I am glad I have joined this site as just reading people's comments about their experiences makes me understand a little more about the condition and that I am not alone.
hey, i myself, now 18, had some problems in this area at this age, though not to the point of threatening sucide, but as for anger, i hope i can help,over time the behaviour passed for me, so i cant really help in getting him to overcome it, but i can perhaps give you a possible explaintion for why he does.
i didnt know how to vent frustration, talking to people was hard, even today this attitude still exists in my making particiularly mcabre or overly violent verbal threats, or overly enjoying a kill or explosion in a combat video game, to the point of laughter. but at a younger age, physical violence against objects was something i did. i found i could vent anger well in watching things break, often rulers or pens, and then stratching, but not cutting, myself with the fragmented edges, running them down my arm. it was mostly because i had frustrations i couldnt talk to people about, or at least i felt i couldnt.
hi debbie this is my first day on this site,my son is 10 and was diagnosed with autism a month ago although i always knew he had something wrong.
the anger is a huge issue for us too,my son swears grits his teath throws things and sometimes hits me.
im a single mum which in some ways i find easier as far as routine is concerned but in others i get so tired as he doesnt sleep well either.
the dr's put my son on melatonin 2mg once in the evening i do feel this has lessend his temper a bit but most of his anger stems from frustration.he really struggles with friends and children find him hard work.
its horrible because u can not see the disabilty that they have and sometimes u feel to put a sign on their head saying i have autism,i think or as far as i see everone copes differently and its about finding a way ur son feels happy to express himself,my son loves to draw but i also made the back room into a gym with a punch bag wich i hopeing to make part of his daily routine,maybe you could try exercising with your son as it may help your relationship and let off a bit of steam for you both.best of luck anyway xxx
Hello Debbie
Welcome to the community.
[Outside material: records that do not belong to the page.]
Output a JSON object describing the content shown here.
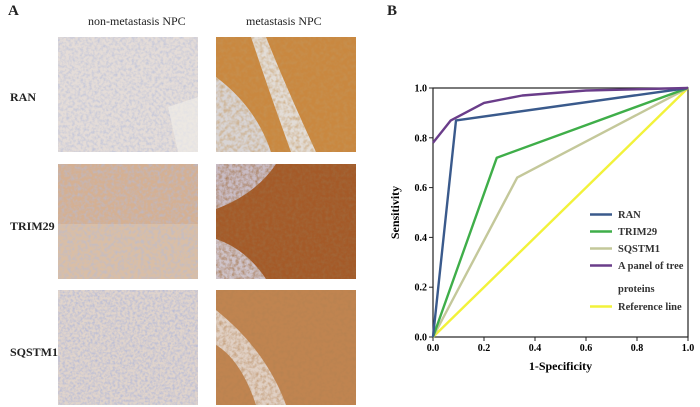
{
  "panelA": {
    "letter": "A",
    "columns": [
      "non-metastasis  NPC",
      "metastasis  NPC"
    ],
    "rows": [
      "RAN",
      "TRIM29",
      "SQSTM1"
    ]
  },
  "panelB": {
    "letter": "B",
    "chart_data": {
      "type": "line",
      "title": "",
      "xlabel": "1-Specificity",
      "ylabel": "Sensitivity",
      "xlim": [
        0.0,
        1.0
      ],
      "ylim": [
        0.0,
        1.0
      ],
      "xticks": [
        "0.0",
        "0.2",
        "0.4",
        "0.6",
        "0.8",
        "1.0"
      ],
      "yticks": [
        "0.0",
        "0.2",
        "0.4",
        "0.6",
        "0.8",
        "1.0"
      ],
      "grid": false,
      "legend_position": "bottom-right",
      "series": [
        {
          "name": "RAN",
          "color": "#3a5a8c",
          "points": [
            [
              0,
              0
            ],
            [
              0.09,
              0.87
            ],
            [
              1,
              1
            ]
          ]
        },
        {
          "name": "TRIM29",
          "color": "#3fae49",
          "points": [
            [
              0,
              0
            ],
            [
              0.25,
              0.72
            ],
            [
              1,
              1
            ]
          ]
        },
        {
          "name": "SQSTM1",
          "color": "#c4c89a",
          "points": [
            [
              0,
              0
            ],
            [
              0.33,
              0.64
            ],
            [
              1,
              1
            ]
          ]
        },
        {
          "name": "A panel of tree proteins",
          "color": "#6a3d8a",
          "points": [
            [
              0,
              0.78
            ],
            [
              0.07,
              0.87
            ],
            [
              0.2,
              0.94
            ],
            [
              0.35,
              0.97
            ],
            [
              0.6,
              0.99
            ],
            [
              1,
              1
            ]
          ]
        },
        {
          "name": "Reference line",
          "color": "#f2f23a",
          "points": [
            [
              0,
              0
            ],
            [
              1,
              1
            ]
          ]
        }
      ],
      "legend_labels": [
        "RAN",
        "TRIM29",
        "SQSTM1",
        "A panel of tree",
        "proteins",
        "Reference line"
      ]
    }
  }
}
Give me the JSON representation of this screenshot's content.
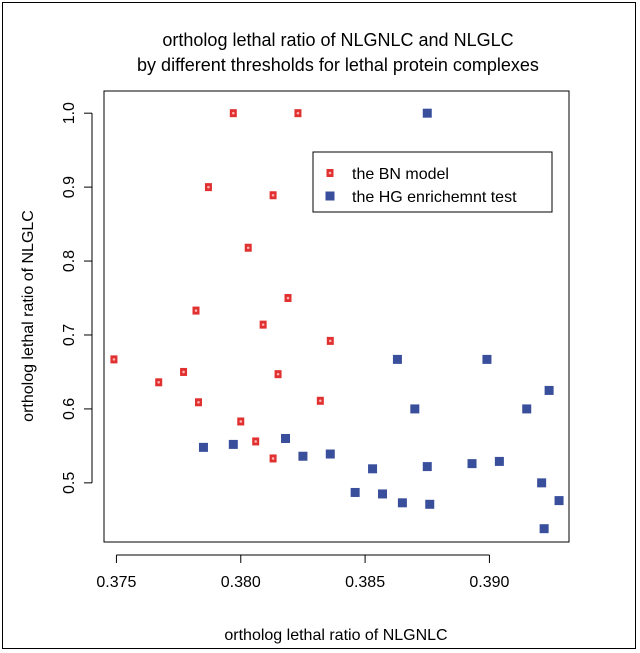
{
  "chart_data": {
    "type": "scatter",
    "title": [
      "ortholog lethal ratio of NLGNLC and NLGLC",
      "by different thresholds for lethal protein complexes"
    ],
    "xlabel": "ortholog lethal ratio of NLGNLC",
    "ylabel": "ortholog lethal ratio of NLGLC",
    "xlim": [
      0.3745,
      0.3932
    ],
    "ylim": [
      0.42,
      1.03
    ],
    "xticks": [
      0.375,
      0.38,
      0.385,
      0.39
    ],
    "xtick_labels": [
      "0.375",
      "0.380",
      "0.385",
      "0.390"
    ],
    "yticks": [
      0.5,
      0.6,
      0.7,
      0.8,
      0.9,
      1.0
    ],
    "ytick_labels": [
      "0.5",
      "0.6",
      "0.7",
      "0.8",
      "0.9",
      "1.0"
    ],
    "legend_position": "top-right",
    "grid": false,
    "series": [
      {
        "name": "the BN model",
        "color": "#e03030",
        "marker": "square-with-dot",
        "points": [
          [
            0.3749,
            0.667
          ],
          [
            0.3767,
            0.636
          ],
          [
            0.3777,
            0.65
          ],
          [
            0.3782,
            0.733
          ],
          [
            0.3783,
            0.609
          ],
          [
            0.3787,
            0.9
          ],
          [
            0.3797,
            1.0
          ],
          [
            0.38,
            0.583
          ],
          [
            0.3803,
            0.818
          ],
          [
            0.3806,
            0.556
          ],
          [
            0.3809,
            0.714
          ],
          [
            0.3813,
            0.889
          ],
          [
            0.3813,
            0.533
          ],
          [
            0.3815,
            0.647
          ],
          [
            0.3819,
            0.75
          ],
          [
            0.3823,
            1.0
          ],
          [
            0.3832,
            0.611
          ],
          [
            0.3836,
            0.692
          ]
        ]
      },
      {
        "name": "the HG enrichemnt test",
        "color": "#3a4f9c",
        "marker": "square",
        "points": [
          [
            0.3785,
            0.548
          ],
          [
            0.3797,
            0.552
          ],
          [
            0.3818,
            0.56
          ],
          [
            0.3825,
            0.536
          ],
          [
            0.3836,
            0.539
          ],
          [
            0.3846,
            0.487
          ],
          [
            0.3853,
            0.519
          ],
          [
            0.3857,
            0.485
          ],
          [
            0.3863,
            0.667
          ],
          [
            0.3865,
            0.473
          ],
          [
            0.387,
            0.6
          ],
          [
            0.3875,
            1.0
          ],
          [
            0.3875,
            0.522
          ],
          [
            0.3876,
            0.471
          ],
          [
            0.3893,
            0.526
          ],
          [
            0.3899,
            0.667
          ],
          [
            0.3904,
            0.529
          ],
          [
            0.3915,
            0.6
          ],
          [
            0.3921,
            0.5
          ],
          [
            0.3922,
            0.438
          ],
          [
            0.3924,
            0.625
          ],
          [
            0.3928,
            0.476
          ]
        ]
      }
    ]
  }
}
I hope you will find it helpful.
I'm very sorry to hear about the difficulties you are facing right now. Without much detail it's difficult to know how to help, but it's clear your son is very distressed and I can only imagine how worried you must be. Here is a link to some website information about understanding behaviour:
http://www.autism.org.uk/living-with-autism/understanding-behaviour.aspx
You might find the section there on "challenging behaviour" of particular use and there is advice about getting support at the end of that section too.
Here is a link to more information about services provided by the NAS:
http://www.autism.org.uk/our-services/advice-and-information-services.aspx
Take a look at that and see if you think you might like to give them a try - whether that's getting more information from the Autism Helpline or talking things through with someone at the Parent to Parent Service. I'm sure they will do their best to advise you or point you in the right direction of finding the help you need locally.
Please let us know how you are getting on. Good luck.